Michael Kurcfeld
MICHAEL KURCFELD is a long-time print journalist and editor who in 1990 made the transition to electronic media (laserdisc, CD-ROM, video, eventually the Web). Originally trained as an artist at Art Center College of Design in Los Angeles, he began professionally as a magazine designer but while at New West Magazine (founded as a west-coast sibling to New York Magazine) he soon evolved into a respected journalist & critic covering the Los Angeles art scene in the 1980s. After writing for various publications, teaching and curating exhibitions, he served as Arts Editor at LA Weekly for four years. In 1989, he left that position to spend two years in Japan, where he wrote about the country's emerging avant-garde in the midst of its economic rise, which led to producing two documentaries: on new Japanese theater, and on Japanese animation.
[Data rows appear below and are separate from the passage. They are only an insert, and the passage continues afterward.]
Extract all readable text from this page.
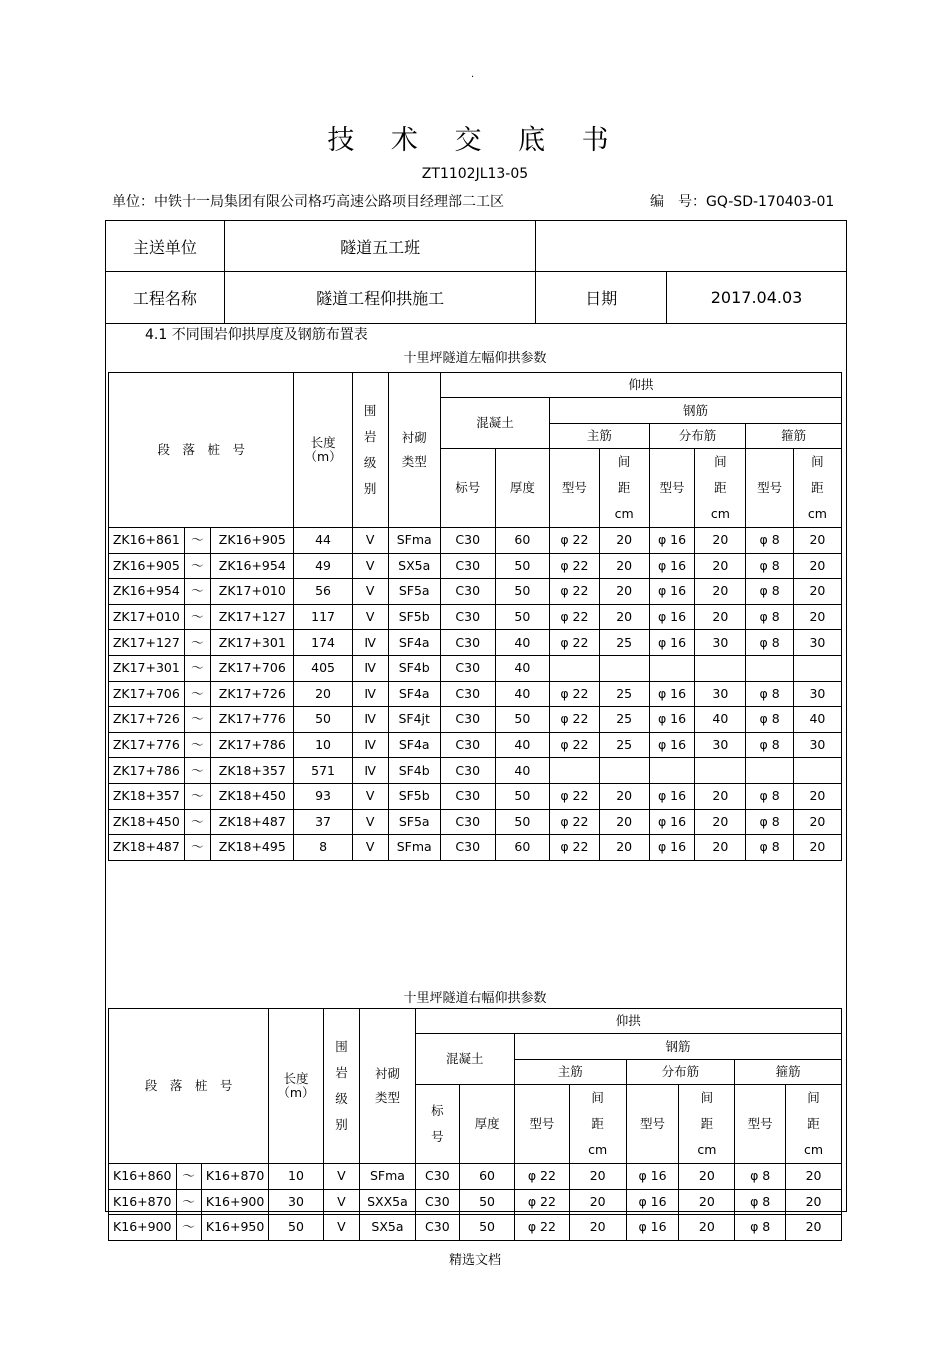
·
技 术 交 底 书
ZT1102JL13-05
单位：中铁十一局集团有限公司格巧高速公路项目经理部二工区	编　号：GQ-SD-170403-01
主送单位	隧道五工班		
工程名称	隧道工程仰拱施工	日期	2017.04.03
4.1 不同围岩仰拱厚度及钢筋布置表
十里坪隧道左幅仰拱参数
段　落　桩　号			长度（m）	围岩级别	衬砌类型	仰拱							
						混凝土		钢筋					
								主筋		分布筋		箍筋	
						标号	厚度	型号	间距cm	型号	间距cm	型号	间距cm

ZK16+861	～	ZK16+905	44	V	SFma	C30	60	φ 22	20	φ 16	20	φ 8	20
ZK16+905	～	ZK16+954	49	V	SX5a	C30	50	φ 22	20	φ 16	20	φ 8	20
ZK16+954	～	ZK17+010	56	V	SF5a	C30	50	φ 22	20	φ 16	20	φ 8	20
ZK17+010	～	ZK17+127	117	V	SF5b	C30	50	φ 22	20	φ 16	20	φ 8	20
ZK17+127	～	ZK17+301	174	Ⅳ	SF4a	C30	40	φ 22	25	φ 16	30	φ 8	30
ZK17+301	～	ZK17+706	405	Ⅳ	SF4b	C30	40						
ZK17+706	～	ZK17+726	20	Ⅳ	SF4a	C30	40	φ 22	25	φ 16	30	φ 8	30
ZK17+726	～	ZK17+776	50	Ⅳ	SF4jt	C30	50	φ 22	25	φ 16	40	φ 8	40
ZK17+776	～	ZK17+786	10	Ⅳ	SF4a	C30	40	φ 22	25	φ 16	30	φ 8	30
ZK17+786	～	ZK18+357	571	Ⅳ	SF4b	C30	40						
ZK18+357	～	ZK18+450	93	V	SF5b	C30	50	φ 22	20	φ 16	20	φ 8	20
ZK18+450	～	ZK18+487	37	V	SF5a	C30	50	φ 22	20	φ 16	20	φ 8	20
ZK18+487	～	ZK18+495	8	V	SFma	C30	60	φ 22	20	φ 16	20	φ 8	20
十里坪隧道右幅仰拱参数
段　落　桩　号			长度（m）	围岩级别	衬砌类型	仰拱							
						混凝土		钢筋					
								主筋		分布筋		箍筋	
						标号	厚度	型号	间距cm	型号	间距cm	型号	间距cm

K16+860	～	K16+870	10	V	SFma	C30	60	φ 22	20	φ 16	20	φ 8	20
K16+870	～	K16+900	30	V	SXX5a	C30	50	φ 22	20	φ 16	20	φ 8	20
K16+900	～	K16+950	50	V	SX5a	C30	50	φ 22	20	φ 16	20	φ 8	20
精选文档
In 1991, Kurcfeld was hired by The Voyager Company to work as a laserdisc producer in its Criterion Collection arm, until the company migrated to New York in 1993. In that time, he produced such titles as The Player, Spartacus, Repulsion, Jules & Jim, The 400 Blows, and Boyz N The Hood. In 1994, Kurcfeld became a producer at AND Interactive, where he developed a prototype for an interactive broadband arts magazine (Fire), for the company's primary client, TCI. When AND went out of business, Kurcfeld returned to his journalism roots and produced film coverage for E! Online before moving to New York, where he produced segments for IFC's newly launched broadband site, for WNET's award-winning culture magazine show Egg, and 1-hour profiles for Bravo.
Returning to Los Angeles in 2000, he founded STONEHENGE MEDIA with its first clients: weekly video segments for Yahoo Movies, segments for KCET's Internet component, and DVD titles for New Yorker Films. In 2004, Kurcfeld/Stonehenge began the first of many DVD-extras assignments for 20th Century Fox Home Entertainment...while remaining busy riding the wave of publications on the Web (NYTimes.com, Huffington Post, Daily Beast, Sunday Times of London, Time Out, Los Angeles Review of Books, Getty Images, ArtInfo and others).
He is currently producing an ongoing series of video profiles of top fine-art photographers around the globe for Los Angeles Review of Books.